It is largely known that the Arab spring which ousted dictatorial regimes from power was “Tweeted”. How continuous streams of 140 plus characters and informal communication on social media platforms such as Facebook were remarkably efficient at bringing down strong men from power continues to baffle historians.
It’s no accident that the revolutions in north Africa were largely aided by digital platforms such as Twitter and Facebook. Facebook currently has over 100 millions users in Africa with Egypt topping the list having over 13 millions on the giant social network. The site comes either first or second after Google in most African countries which is representative of the website’s popularity on the continent.
A study carried by Portland Communications and Tweetminster dubbed “How Africa Tweets” that analysed over 11.5 million geo-tagged tweets
from Africa showed that 81% of those that used the service used it for social conversations. So it’s therefore baffling that these informal interactions can be and were used to organize more serious things such as political revolutions.
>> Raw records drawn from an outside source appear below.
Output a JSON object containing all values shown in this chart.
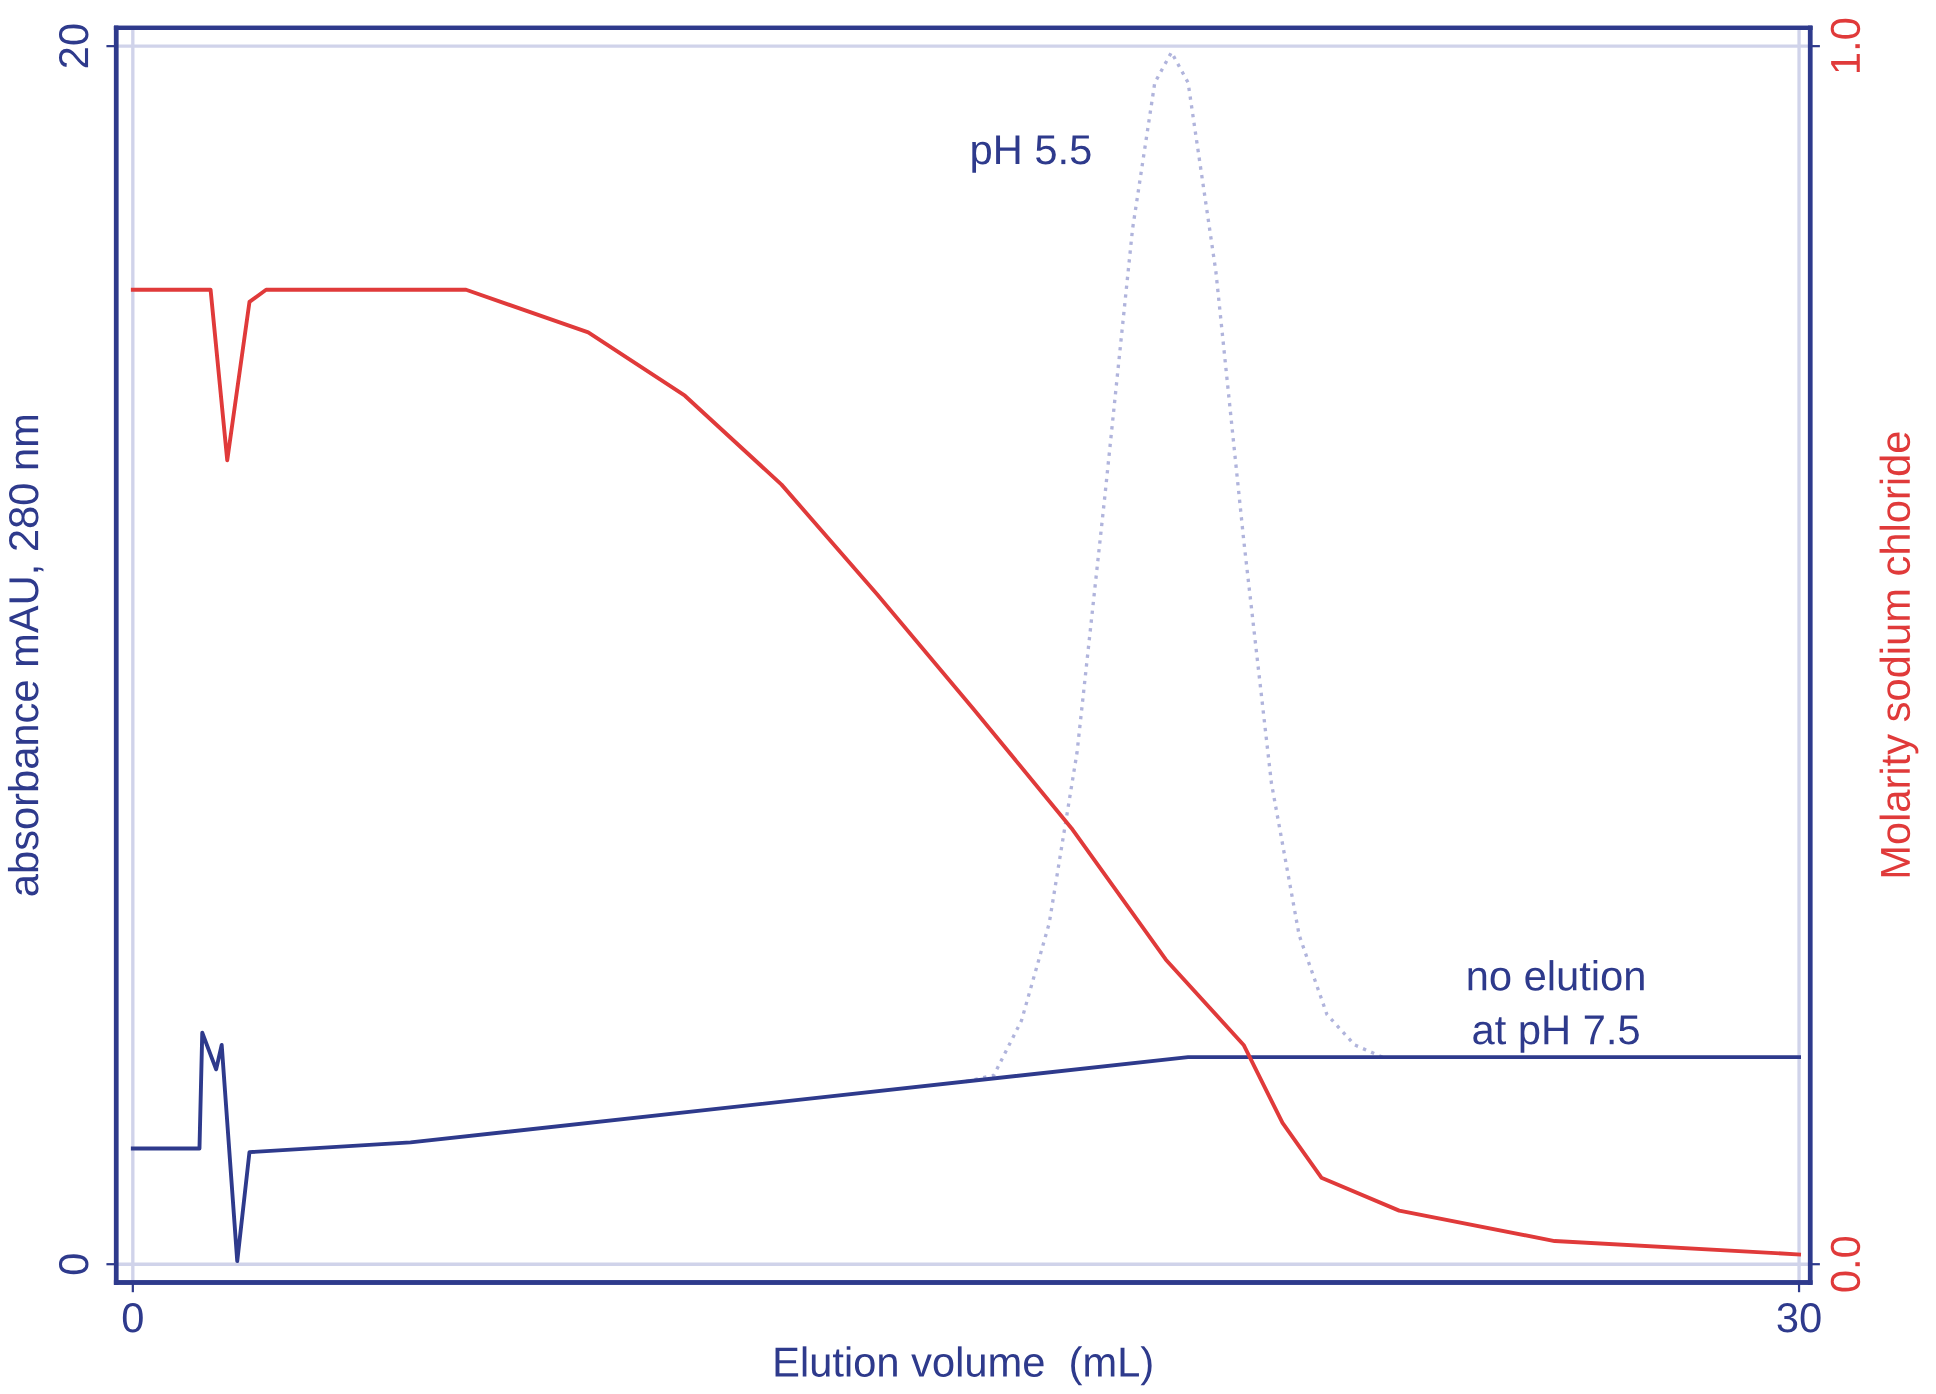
{
  "chart_data": {
    "type": "line",
    "xlabel": "Elution volume  (mL)",
    "ylabel": "absorbance mAU, 280 nm",
    "y2label": "Molarity sodium chloride",
    "xlim": [
      -0.3,
      30.2
    ],
    "xticks": [
      0,
      30
    ],
    "ylim": [
      -0.3,
      20.3
    ],
    "yticks": [
      0,
      20
    ],
    "y2lim": [
      -0.015,
      1.015
    ],
    "y2ticks": [
      {
        "value": 0,
        "label": "0.0"
      },
      {
        "value": 1,
        "label": "1.0"
      }
    ],
    "grid": true,
    "legend": false,
    "marker": "none",
    "annotations": [
      "pH 5.5",
      "no elution\nat pH 7.5"
    ],
    "series": [
      {
        "color": "#e03a3a",
        "axis": "y2",
        "line_style": "solid",
        "x": [
          0,
          1.4,
          1.7,
          2.1,
          2.4,
          6.0,
          8.2,
          9.94,
          11.68,
          13.4,
          15.15,
          16.9,
          18.6,
          20.0,
          20.7,
          21.4,
          22.8,
          25.6,
          30
        ],
        "values": [
          0.8,
          0.8,
          0.66,
          0.79,
          0.8,
          0.8,
          0.765,
          0.713,
          0.64,
          0.55,
          0.455,
          0.358,
          0.25,
          0.18,
          0.116,
          0.071,
          0.044,
          0.019,
          0.008
        ]
      },
      {
        "color": "#b0b4dc",
        "axis": "y",
        "line_style": "dotted",
        "x": [
          15.0,
          15.5,
          16.0,
          16.5,
          17.0,
          17.5,
          18.0,
          18.4,
          18.7,
          19.0,
          19.5,
          20.0,
          20.5,
          21.0,
          21.5,
          22.0,
          22.5
        ],
        "values": [
          3.0,
          3.1,
          4.0,
          5.6,
          8.4,
          12.6,
          17.0,
          19.4,
          19.9,
          19.4,
          16.3,
          11.9,
          7.9,
          5.4,
          4.1,
          3.6,
          3.4
        ]
      },
      {
        "color": "#2e3a8c",
        "axis": "y",
        "line_style": "solid",
        "x": [
          0,
          1.2,
          1.25,
          1.5,
          1.6,
          1.88,
          2.1,
          5.0,
          19.0,
          30
        ],
        "values": [
          1.9,
          1.9,
          3.8,
          3.2,
          3.6,
          0.05,
          1.84,
          2.0,
          3.4,
          3.4
        ]
      }
    ]
  }
}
Have a Facebook account? You are a scribe
The social environment and “friction-less” publishing platforms that new digital media has provided to Africa has challenged the age-old stereotype that “Africans don’t read [and write]”. These micro-blogging platforms are reservoirs of unfiltered thoughts of millions of Africans who regularly post about current events, news, culture and just about everything else that they see happen in their communities — in effect reporting and recording their history often in real time. Social media has indeed turned everyone into a scribe or a historian — even though unknowingly — thanks to an influx of affordable smartphones and data rates. Today much of our modern history, from the Arab spring to protests to civil unrests and elections are tweeted-away by hundreds of thousands or millions of users with their smartphones.
Disappearing history on social media
However, a new study by Hany SalahEldeen and Michael L Nelson, two computer scientists at Old Dominion University seems to suggest the contrary. The research titled “Losing My Revolution: How Many Resources Shared on Social Media Have Been Lost?” discovered that the world loses approximately 0.02 percent of its culturally-significant information shared via social media.
The paper published by the researchers took six seminal news events from the last few years – the H1N1 virus outbreak, Michael Jackson’s death, the Iranian elections and protests, Barack Obama’s Nobel Peace Prize, the Egyptian revolution, and the Syrian uprising. The researchers as the BCC writes then analyzed whether resourced (links, images, tweets etc) linked to by these tweets were still available, archived or nolonger existed. They found out that one year later, on average, about 11% of the online content referenced by social media had been lost and just 20% archived. More so, after two and a half years, 27% had been lost and 41% archived.
These resources might have vanished simply because the sources either shutdown, migrated to another domain, or got archived and require special permissions to access.
In otherwords, as MIT’s Technology review puts it “our history, as recorded by social media, is slowly leaking away.”
Show me the cash and get the data
Because of vast amounts of data that’s being published on social media platforms, their owners archive it away and make it terribly difficult to search. I mean try searching for tweets you made last year for instance. These platforms are intentionally (or not) poor at information management. Facebook last week finally released a feature that enables users to search within posts that they already created. While I could get some relevant results when I tried it out, the feature is still far from perfection.
Now if you need a whole host of serious data locked up behind walled gardens of these digital giants, you have to cough some cash. Third party Twitter search and analytics companies such as Gnip and Datasift exist that give you access to archived social media data at a fee.
If Africans are reporting and writing about their history with digital platforms that will require more ardent future historians to remit huge amounts of cash so as to understand 21st century events, then it will be quite a challenge for future generations to study our history.